Our headquarter is hosted by Helmholtz Munich and we have local units at Karlsruhe Institute of Technology (KIT), Forschungszentrum Jülich (FZJ), Helmholtz-Zentrum hereon GmbH (Hereon), Helmholtz-Zentrum Dresden-Rossendorf (HZDR) and the German Aerospace Center (DLR), representing the six research fields of the Helmholtz Association.
The Incubator
In 2016, Helmholtz initiated the Helmholtz Information & Data Science Incubator in order to network and strengthen the Association’s expertise and enormous stores of data. This long-term, bottom-up process spanning the entirety of Helmholtz pools the Association’s diverse expertise in the pioneering field of Information & Data Science.
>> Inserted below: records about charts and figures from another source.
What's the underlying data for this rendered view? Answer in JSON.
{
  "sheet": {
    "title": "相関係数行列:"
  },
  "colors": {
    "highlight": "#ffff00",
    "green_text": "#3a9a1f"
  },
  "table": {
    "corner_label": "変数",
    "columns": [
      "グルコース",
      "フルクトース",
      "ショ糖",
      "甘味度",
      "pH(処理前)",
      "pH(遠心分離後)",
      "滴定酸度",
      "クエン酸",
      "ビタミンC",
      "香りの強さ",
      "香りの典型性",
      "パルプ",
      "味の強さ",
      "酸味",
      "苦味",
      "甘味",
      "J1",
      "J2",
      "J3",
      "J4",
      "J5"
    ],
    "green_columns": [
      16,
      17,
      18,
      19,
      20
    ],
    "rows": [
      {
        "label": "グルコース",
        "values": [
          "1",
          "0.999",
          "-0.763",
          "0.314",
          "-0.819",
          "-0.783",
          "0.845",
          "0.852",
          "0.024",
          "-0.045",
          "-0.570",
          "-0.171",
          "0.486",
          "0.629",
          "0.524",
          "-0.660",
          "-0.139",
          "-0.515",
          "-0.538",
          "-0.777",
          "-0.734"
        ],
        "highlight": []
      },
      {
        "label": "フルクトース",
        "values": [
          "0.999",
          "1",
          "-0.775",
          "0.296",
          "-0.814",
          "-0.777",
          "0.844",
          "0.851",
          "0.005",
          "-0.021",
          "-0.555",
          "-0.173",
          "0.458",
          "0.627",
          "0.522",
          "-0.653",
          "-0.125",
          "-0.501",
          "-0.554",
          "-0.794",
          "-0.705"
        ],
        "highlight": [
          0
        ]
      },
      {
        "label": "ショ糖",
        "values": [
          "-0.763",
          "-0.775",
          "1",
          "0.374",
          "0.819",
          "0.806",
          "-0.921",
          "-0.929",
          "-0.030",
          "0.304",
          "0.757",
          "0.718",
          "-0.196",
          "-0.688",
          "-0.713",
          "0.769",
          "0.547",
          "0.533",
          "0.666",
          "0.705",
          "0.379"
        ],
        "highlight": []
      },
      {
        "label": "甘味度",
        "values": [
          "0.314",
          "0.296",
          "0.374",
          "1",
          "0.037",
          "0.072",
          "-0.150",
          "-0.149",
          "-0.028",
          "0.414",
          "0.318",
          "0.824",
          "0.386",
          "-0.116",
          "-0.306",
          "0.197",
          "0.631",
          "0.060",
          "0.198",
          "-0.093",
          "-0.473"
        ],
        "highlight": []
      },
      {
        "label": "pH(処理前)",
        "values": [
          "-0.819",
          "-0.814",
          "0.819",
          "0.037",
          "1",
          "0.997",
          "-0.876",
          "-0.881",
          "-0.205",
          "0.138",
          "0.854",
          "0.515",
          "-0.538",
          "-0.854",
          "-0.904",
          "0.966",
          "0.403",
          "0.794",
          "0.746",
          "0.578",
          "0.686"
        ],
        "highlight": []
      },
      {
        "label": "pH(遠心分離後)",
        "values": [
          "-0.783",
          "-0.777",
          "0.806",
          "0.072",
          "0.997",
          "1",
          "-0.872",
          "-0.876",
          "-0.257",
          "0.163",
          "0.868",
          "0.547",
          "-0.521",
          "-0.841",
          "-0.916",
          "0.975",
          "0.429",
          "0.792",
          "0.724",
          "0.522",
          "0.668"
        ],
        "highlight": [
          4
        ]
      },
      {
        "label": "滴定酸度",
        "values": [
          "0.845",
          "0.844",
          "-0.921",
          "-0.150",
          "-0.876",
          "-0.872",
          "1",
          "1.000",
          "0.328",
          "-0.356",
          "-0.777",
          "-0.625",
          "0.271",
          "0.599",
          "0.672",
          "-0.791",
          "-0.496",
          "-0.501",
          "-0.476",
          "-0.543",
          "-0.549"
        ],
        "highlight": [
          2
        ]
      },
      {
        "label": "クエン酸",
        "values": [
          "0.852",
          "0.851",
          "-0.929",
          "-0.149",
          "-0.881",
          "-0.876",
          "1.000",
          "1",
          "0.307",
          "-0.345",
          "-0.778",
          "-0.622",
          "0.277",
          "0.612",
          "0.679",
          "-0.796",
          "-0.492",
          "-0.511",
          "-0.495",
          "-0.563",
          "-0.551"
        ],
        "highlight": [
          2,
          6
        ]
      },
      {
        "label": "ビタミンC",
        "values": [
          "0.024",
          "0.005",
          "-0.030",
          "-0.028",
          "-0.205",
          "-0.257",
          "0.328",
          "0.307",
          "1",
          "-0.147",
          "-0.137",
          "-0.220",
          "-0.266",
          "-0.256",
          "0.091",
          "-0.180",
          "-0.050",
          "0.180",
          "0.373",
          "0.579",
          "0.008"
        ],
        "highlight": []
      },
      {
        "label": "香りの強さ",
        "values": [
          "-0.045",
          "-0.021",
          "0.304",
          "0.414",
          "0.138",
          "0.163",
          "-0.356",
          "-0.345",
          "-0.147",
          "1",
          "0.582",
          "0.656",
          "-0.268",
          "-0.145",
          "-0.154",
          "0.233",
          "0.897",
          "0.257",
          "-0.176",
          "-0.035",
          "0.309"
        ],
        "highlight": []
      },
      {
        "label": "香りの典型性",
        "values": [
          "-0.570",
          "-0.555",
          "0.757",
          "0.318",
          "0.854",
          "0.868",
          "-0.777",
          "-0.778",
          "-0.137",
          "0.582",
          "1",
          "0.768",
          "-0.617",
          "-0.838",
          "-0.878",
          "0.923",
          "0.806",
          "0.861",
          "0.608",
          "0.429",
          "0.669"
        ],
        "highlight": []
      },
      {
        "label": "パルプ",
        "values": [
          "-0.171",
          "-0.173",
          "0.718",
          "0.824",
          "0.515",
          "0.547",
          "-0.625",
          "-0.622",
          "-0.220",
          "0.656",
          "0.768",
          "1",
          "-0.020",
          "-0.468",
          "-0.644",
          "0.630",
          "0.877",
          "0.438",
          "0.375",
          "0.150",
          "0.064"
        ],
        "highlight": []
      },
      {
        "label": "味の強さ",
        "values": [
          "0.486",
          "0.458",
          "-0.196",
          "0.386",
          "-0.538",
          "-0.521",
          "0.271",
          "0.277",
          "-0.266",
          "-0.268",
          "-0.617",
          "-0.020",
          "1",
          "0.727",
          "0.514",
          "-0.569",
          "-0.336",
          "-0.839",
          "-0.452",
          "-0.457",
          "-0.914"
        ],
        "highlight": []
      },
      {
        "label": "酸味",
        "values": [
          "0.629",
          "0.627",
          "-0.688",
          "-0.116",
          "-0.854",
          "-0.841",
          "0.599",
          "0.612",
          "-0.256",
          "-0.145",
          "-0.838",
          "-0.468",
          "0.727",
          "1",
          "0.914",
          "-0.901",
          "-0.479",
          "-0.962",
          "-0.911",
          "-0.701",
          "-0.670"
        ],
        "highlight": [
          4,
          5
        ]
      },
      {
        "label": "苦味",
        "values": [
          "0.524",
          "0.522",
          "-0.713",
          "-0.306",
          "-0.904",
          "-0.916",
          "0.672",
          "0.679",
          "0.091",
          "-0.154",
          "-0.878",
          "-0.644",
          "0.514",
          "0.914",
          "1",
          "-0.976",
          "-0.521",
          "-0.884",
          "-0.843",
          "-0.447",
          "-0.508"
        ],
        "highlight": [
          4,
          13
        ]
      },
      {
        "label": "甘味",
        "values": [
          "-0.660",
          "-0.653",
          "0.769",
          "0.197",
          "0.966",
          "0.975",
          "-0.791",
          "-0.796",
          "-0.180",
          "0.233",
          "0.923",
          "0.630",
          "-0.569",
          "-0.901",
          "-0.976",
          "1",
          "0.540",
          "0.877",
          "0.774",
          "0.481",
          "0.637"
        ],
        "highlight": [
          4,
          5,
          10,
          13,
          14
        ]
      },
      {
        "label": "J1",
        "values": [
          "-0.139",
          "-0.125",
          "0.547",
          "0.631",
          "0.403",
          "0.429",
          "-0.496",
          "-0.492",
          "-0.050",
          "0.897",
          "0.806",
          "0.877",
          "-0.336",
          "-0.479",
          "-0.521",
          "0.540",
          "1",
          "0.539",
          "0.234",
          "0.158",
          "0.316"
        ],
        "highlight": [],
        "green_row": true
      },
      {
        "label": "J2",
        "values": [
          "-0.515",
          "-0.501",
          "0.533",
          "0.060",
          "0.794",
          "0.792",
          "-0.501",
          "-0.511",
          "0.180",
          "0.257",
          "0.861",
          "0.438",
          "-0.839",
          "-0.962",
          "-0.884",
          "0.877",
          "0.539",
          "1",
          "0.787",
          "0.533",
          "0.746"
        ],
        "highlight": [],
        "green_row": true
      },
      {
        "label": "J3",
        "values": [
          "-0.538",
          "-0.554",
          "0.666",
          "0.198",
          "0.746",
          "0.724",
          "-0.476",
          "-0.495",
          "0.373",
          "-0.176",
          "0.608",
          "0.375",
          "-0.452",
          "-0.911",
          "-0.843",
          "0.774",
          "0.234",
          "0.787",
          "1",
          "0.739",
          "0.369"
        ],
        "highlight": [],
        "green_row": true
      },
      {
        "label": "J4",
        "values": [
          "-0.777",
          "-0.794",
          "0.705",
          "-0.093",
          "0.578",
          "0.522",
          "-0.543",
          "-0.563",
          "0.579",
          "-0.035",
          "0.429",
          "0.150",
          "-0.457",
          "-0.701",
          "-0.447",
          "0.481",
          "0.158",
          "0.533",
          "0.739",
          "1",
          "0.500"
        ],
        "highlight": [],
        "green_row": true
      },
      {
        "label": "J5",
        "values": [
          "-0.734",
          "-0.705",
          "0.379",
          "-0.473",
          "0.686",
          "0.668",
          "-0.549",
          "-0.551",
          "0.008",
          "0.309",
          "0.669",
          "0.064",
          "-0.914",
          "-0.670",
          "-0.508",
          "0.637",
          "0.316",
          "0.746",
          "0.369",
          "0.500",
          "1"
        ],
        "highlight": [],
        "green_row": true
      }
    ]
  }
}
Today, the Incubator consits of five core platforms - HIDA, HIFIS, Helmholtz Imaging, HMC and Helmholtz AI.
International labs
The 'Helmholtz International Labs' funding program of the Helmholtz Association was created within the framework of the Initiative and Networking Fund to strengthen strategic international cooperation with excellent research institutions from around the world. Helmholtz AI scientists are involved in two of these amazing cooperations:
Helmholtz International BigBrain Analytics and Learning Laboratory
HIBALL is the funding umbrella for the BigBrain Project. It aims to transform the successful collaboration between McGill (MNI, BIC) and Forschungszentrum Jülich (INM, JSC) to the next level by reinforcing utilization and co-development of the latest AI and high-performance computing (HPC) technologies for building highly detailed 3D brain models. It establishes a close collaboration with CIFAR and MILA in Canada, and Helmholtz AI in Germany.
CausalCellDynamics Lab
The CCD adapapts modern causal learning models to high-dimensional perturbation data as occurring in single-cell genomics and combine this with methods from computational biology to model gene regulatory interactions.
The lab focuses on developing robust causal models in high dimensions, learning deep representations of cell ensembles in response to perturbations, and adding biological priors and interpret resulting trained models using experimental data such as epigenomics.